When you begin a new weight-loss regime, it is the sudden, dramatic reduction in overall calorie, carb and fat intake that sees relatively quick changes on the scales, as extra fluid weight and glycogen stores in the muscles are rapidly depleted. Over time though, as the body starts to burn through fat stores, the body’s cells actually become more efficient at burning energy. As such, you will actually need more calories to continue burning fuel efficiently.

In addition, if you are exercising and gaining muscle mass, over time metabolic rate will increase again meaning the body requires more calories to function. This is the reason you may begin a weight-loss program with just 1000-1200 calories but long-term need to increase it when you find your weight-loss results slow and your appetite increases.



I am exercising every day, and only eating 1200 calories, why am I not losing weight?

Most likely the difference between calorie output via exercise is far greater than the number of calories you are consuming.

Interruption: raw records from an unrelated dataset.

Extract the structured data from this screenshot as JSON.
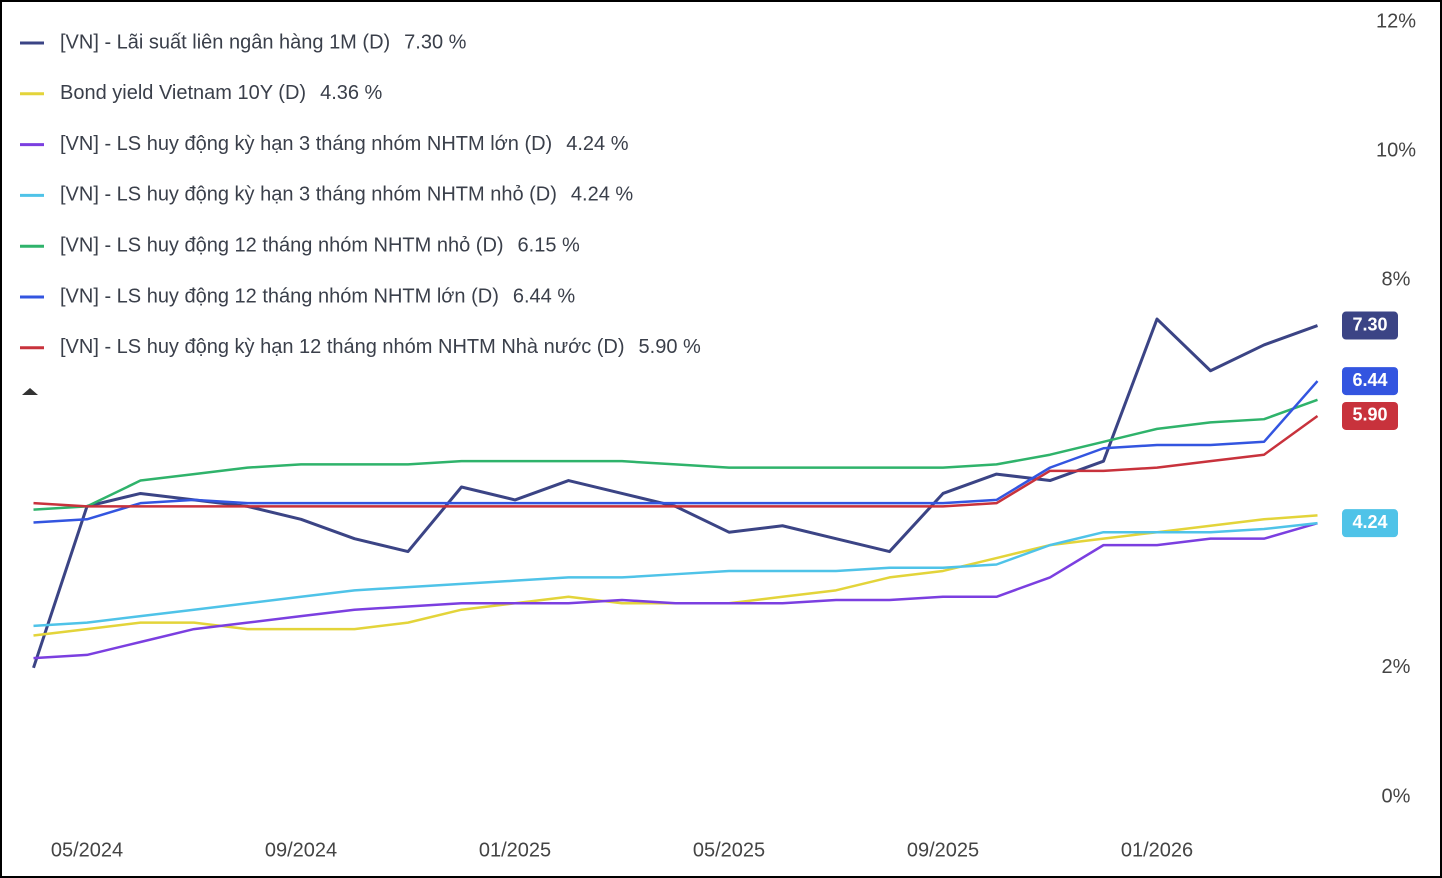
{
  "chart_data": {
    "type": "line",
    "x": [
      null,
      "05/2024",
      null,
      null,
      null,
      "09/2024",
      null,
      null,
      null,
      "01/2025",
      null,
      null,
      null,
      "05/2025",
      null,
      null,
      null,
      "09/2025",
      null,
      null,
      null,
      "01/2026",
      null,
      null,
      null
    ],
    "ylim": [
      0,
      12
    ],
    "yticks": [
      {
        "value": 0,
        "label": "0%"
      },
      {
        "value": 2,
        "label": "2%"
      },
      {
        "value": 8,
        "label": "8%"
      },
      {
        "value": 10,
        "label": "10%"
      },
      {
        "value": 12,
        "label": "12%"
      }
    ],
    "grid": false,
    "legend": "top-left",
    "series": [
      {
        "name": "[VN] - Lãi suất liên ngân hàng 1M (D)",
        "legend_value": "7.30 %",
        "flag_label": "7.30",
        "color": "#3b4485",
        "values": [
          2.0,
          4.5,
          4.7,
          4.6,
          4.5,
          4.3,
          4.0,
          3.8,
          4.8,
          4.6,
          4.9,
          4.7,
          4.5,
          4.1,
          4.2,
          4.0,
          3.8,
          4.7,
          5.0,
          4.9,
          5.2,
          7.4,
          6.6,
          7.0,
          7.3
        ]
      },
      {
        "name": "Bond yield Vietnam 10Y (D)",
        "legend_value": "4.36 %",
        "color": "#e3d43a",
        "values": [
          2.5,
          2.6,
          2.7,
          2.7,
          2.6,
          2.6,
          2.6,
          2.7,
          2.9,
          3.0,
          3.1,
          3.0,
          3.0,
          3.0,
          3.1,
          3.2,
          3.4,
          3.5,
          3.7,
          3.9,
          4.0,
          4.1,
          4.2,
          4.3,
          4.36
        ]
      },
      {
        "name": "[VN] - LS huy động kỳ hạn 3 tháng nhóm NHTM lớn (D)",
        "legend_value": "4.24 %",
        "color": "#7b3fe0",
        "values": [
          2.15,
          2.2,
          2.4,
          2.6,
          2.7,
          2.8,
          2.9,
          2.95,
          3.0,
          3.0,
          3.0,
          3.05,
          3.0,
          3.0,
          3.0,
          3.05,
          3.05,
          3.1,
          3.1,
          3.4,
          3.9,
          3.9,
          4.0,
          4.0,
          4.24
        ]
      },
      {
        "name": "[VN] - LS huy động kỳ hạn 3 tháng nhóm NHTM nhỏ (D)",
        "legend_value": "4.24 %",
        "flag_label": "4.24",
        "color": "#4fc3e8",
        "values": [
          2.65,
          2.7,
          2.8,
          2.9,
          3.0,
          3.1,
          3.2,
          3.25,
          3.3,
          3.35,
          3.4,
          3.4,
          3.45,
          3.5,
          3.5,
          3.5,
          3.55,
          3.55,
          3.6,
          3.9,
          4.1,
          4.1,
          4.1,
          4.15,
          4.24
        ]
      },
      {
        "name": "[VN] - LS huy động 12 tháng nhóm NHTM nhỏ (D)",
        "legend_value": "6.15 %",
        "color": "#2fb36b",
        "values": [
          4.45,
          4.5,
          4.9,
          5.0,
          5.1,
          5.15,
          5.15,
          5.15,
          5.2,
          5.2,
          5.2,
          5.2,
          5.15,
          5.1,
          5.1,
          5.1,
          5.1,
          5.1,
          5.15,
          5.3,
          5.5,
          5.7,
          5.8,
          5.85,
          6.15
        ]
      },
      {
        "name": "[VN] - LS huy động 12 tháng nhóm NHTM lớn (D)",
        "legend_value": "6.44 %",
        "flag_label": "6.44",
        "color": "#3355e0",
        "values": [
          4.25,
          4.3,
          4.55,
          4.6,
          4.55,
          4.55,
          4.55,
          4.55,
          4.55,
          4.55,
          4.55,
          4.55,
          4.55,
          4.55,
          4.55,
          4.55,
          4.55,
          4.55,
          4.6,
          5.1,
          5.4,
          5.45,
          5.45,
          5.5,
          6.44
        ]
      },
      {
        "name": "[VN] - LS huy động kỳ hạn 12 tháng nhóm NHTM Nhà nước (D)",
        "legend_value": "5.90 %",
        "flag_label": "5.90",
        "color": "#c8323c",
        "values": [
          4.55,
          4.5,
          4.5,
          4.5,
          4.5,
          4.5,
          4.5,
          4.5,
          4.5,
          4.5,
          4.5,
          4.5,
          4.5,
          4.5,
          4.5,
          4.5,
          4.5,
          4.5,
          4.55,
          5.05,
          5.05,
          5.1,
          5.2,
          5.3,
          5.9
        ]
      }
    ]
  }
}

For example, if you are burning 600-800 calories at the gym, walking 10,000 steps and then only eating 1000-1200, there is too great a differential and the body is likely to be in starvation mode.

To avoid this, keep your calorie output and input differential to 400-500 calories at most to avoid this scenario. In most cases, this simply means you need to eat an extra small meal of 200-300 calories to compliment your extra training.

Is an early breakfast really that important?

Unless you are adopting an intermittent fasting regime, the earlier you eat in the morning, the better it is for your metabolism. The reason we feel hungrier when we eat early is that our metabolism has increased slightly. Eating early (before 8am) helps to shift our calorie intake forward; helps to control our appetite later in the day and ensures we focus on our nutrition early in the day.

Can I drink alcohol and still lose weight?

It depends really on what you eat when you are drinking. Alcohol as a nutrient is metabolised preferentially to carbs, proteins and fats and as such, when we eat and drink at the same time, the food we are consuming is more likely to be stored. As such when you have several alcoholic drinks along with a burger, the burger calories are much more likely to be stored.

The average person needs to limit their alcohol intake to just 1-2 drinks at most, and if they are also eating fat metabolism will be far less likely. As such, the fewer days you drink overall when your goal is weight-loss, the better.